Aunque el Parlamento polaco ya aprovara el nuevo tratado en abril de 2008, Kaczynski ha mantenido su decisión en suspenso hasta, en primer lugar, la obtención de unas cláusulas específicas, que contemplan la posibilidad de quedarse fuera (opt out) de decisiones relativas a los derechos de los homosexuales y al aborto, y, posteriormente, hasta la celebración del segundo referéndum en Irlanda. El presidente polaco condicionó su decisión al resultado de la consulta irlandesa. Afortunadamente, la contundente victorial del SI ha permitido la subida definitiva de Varsovia al tren del progreso institucional europeo.
Cabe recordar que el Tratado de Lisboa representa - en palabras de la eurodiputada y Secretaria de Política Europea e Internacional del PSC - " un paso adelante para que la UE tome decisiones de manera más coordinada y rápida y establece una Carta de Derechos Fundamentales vinculante".
Ahora, el foco de atención se centra en Praga y en la esperada firma del presidente checo, Václav Klaus, uno de los jefes de Estado más euroescépticos e imprevisibles de la Unión. En este sentido, la presidencia checa del Consejo durante el primer semestre de 2009 se caracterizó por sus polémicas y provocadoras declaraciones, en ocasiones de ataque frontal al proyecto europeo.
Aunque el Parlamento checo - como el polaco - ya ha aprovado el Tratado, 17 senadores leales a Klaus han presentado un recurso de inconstitucionalidad del nuevo texto ante las máximas autoridades jurídicas del país. La deliberación de los jueces está prevista para el 27 de octubre y su decisión podría llegar pronto. Esto es lo que mantiene el Primer Ministro, Jan Fisher.
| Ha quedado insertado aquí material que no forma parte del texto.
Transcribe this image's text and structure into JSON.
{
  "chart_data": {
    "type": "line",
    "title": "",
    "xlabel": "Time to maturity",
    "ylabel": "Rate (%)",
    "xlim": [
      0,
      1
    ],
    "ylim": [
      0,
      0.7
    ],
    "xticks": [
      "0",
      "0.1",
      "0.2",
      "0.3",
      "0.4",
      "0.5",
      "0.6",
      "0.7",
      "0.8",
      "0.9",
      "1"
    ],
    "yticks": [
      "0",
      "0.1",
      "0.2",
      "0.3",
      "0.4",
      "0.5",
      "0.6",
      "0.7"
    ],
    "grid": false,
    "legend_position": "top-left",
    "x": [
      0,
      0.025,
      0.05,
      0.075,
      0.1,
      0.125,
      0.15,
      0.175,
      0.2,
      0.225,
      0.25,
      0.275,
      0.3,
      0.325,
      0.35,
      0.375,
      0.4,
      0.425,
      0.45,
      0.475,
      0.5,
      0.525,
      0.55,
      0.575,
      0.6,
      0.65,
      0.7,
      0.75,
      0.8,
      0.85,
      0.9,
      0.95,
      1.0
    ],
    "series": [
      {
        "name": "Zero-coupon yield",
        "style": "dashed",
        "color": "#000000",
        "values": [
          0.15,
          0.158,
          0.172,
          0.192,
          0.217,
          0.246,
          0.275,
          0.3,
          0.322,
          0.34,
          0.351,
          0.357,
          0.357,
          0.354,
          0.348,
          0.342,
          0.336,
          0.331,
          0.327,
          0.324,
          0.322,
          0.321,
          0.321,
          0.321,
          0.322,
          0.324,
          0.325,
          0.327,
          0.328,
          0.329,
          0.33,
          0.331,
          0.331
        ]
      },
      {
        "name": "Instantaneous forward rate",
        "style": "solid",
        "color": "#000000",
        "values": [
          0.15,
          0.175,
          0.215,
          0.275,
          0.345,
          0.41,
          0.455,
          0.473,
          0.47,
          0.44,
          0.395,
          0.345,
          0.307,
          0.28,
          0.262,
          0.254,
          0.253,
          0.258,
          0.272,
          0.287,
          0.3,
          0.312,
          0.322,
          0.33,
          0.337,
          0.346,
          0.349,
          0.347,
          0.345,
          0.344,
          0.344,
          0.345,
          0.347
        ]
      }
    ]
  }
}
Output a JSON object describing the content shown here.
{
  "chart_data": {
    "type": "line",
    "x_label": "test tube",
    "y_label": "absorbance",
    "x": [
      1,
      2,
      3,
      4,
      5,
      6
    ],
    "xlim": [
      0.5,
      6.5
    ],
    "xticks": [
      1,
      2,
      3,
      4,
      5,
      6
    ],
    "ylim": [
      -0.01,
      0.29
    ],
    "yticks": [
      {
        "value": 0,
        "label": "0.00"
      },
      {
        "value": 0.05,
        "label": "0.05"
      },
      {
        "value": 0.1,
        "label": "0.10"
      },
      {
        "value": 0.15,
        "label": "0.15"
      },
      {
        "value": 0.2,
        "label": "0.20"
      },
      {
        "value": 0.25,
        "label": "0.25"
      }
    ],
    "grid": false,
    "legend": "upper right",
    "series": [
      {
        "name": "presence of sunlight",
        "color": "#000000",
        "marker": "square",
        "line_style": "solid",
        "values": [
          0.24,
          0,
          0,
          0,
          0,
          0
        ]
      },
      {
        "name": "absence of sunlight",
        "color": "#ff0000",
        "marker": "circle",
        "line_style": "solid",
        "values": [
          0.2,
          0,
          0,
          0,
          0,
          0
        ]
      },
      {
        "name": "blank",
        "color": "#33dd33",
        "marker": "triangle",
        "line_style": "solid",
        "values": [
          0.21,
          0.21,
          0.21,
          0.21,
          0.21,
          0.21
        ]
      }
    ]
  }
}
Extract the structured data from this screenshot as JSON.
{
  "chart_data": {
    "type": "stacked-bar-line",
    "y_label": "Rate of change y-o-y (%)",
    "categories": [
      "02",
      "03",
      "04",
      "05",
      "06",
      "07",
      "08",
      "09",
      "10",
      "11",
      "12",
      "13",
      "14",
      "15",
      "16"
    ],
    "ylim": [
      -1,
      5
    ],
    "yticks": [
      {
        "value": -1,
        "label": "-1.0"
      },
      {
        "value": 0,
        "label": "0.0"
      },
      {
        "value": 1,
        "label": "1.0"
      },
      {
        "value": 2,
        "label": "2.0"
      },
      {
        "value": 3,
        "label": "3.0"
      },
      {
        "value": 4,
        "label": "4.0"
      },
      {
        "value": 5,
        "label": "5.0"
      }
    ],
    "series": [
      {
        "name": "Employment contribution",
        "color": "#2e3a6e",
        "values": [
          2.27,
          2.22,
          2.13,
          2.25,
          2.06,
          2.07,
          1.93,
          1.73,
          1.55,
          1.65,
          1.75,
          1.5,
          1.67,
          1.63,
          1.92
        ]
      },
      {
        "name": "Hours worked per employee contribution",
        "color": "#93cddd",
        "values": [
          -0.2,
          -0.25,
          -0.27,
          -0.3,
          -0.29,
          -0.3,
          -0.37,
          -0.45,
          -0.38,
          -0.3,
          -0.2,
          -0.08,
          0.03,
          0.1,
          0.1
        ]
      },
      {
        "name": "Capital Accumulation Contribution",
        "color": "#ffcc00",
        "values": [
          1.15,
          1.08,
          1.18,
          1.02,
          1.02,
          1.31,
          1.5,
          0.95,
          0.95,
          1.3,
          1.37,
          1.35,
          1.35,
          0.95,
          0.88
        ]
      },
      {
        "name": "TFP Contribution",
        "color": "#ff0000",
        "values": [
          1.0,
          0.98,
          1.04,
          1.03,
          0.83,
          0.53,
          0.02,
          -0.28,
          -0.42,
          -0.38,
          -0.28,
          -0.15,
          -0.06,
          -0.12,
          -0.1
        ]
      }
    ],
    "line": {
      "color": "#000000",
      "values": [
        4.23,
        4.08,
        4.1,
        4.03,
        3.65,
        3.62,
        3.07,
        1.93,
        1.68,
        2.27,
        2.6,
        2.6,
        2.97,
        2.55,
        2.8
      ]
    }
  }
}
Klaus ha precisado que para firmar el Tratado se debería contemplar también un opt out para la República Checa. En este caso, la excepción debería garantizar la supremacía de los Tribunales nacionales, ya que - según Klaus - la aplicación de la Carta de Derechos Fundamentales tal y como se contempla en Lisboa permetiría puentear a los tribunales checos para aplicar las reivindicaciones de los alemanes expulsados de los Sudetes al acabar la Segunda Guerra Mundial.
Salvando esta demanda y pese a los muchos recelos de Klaus hacia el Tratado, parece que la firma del presidente checo se acerca. El mismo Klaus ha admitido " que la reforma de la Unión no se puede parar". El próximo Consejo Europeo de los días 29 y 30 de octubre tratará los acuerdos necesarios para resolver la renovación institucional en el tránsito de un Tratado a otro y estudiará - si fuese necesario - la demanda de Klaus.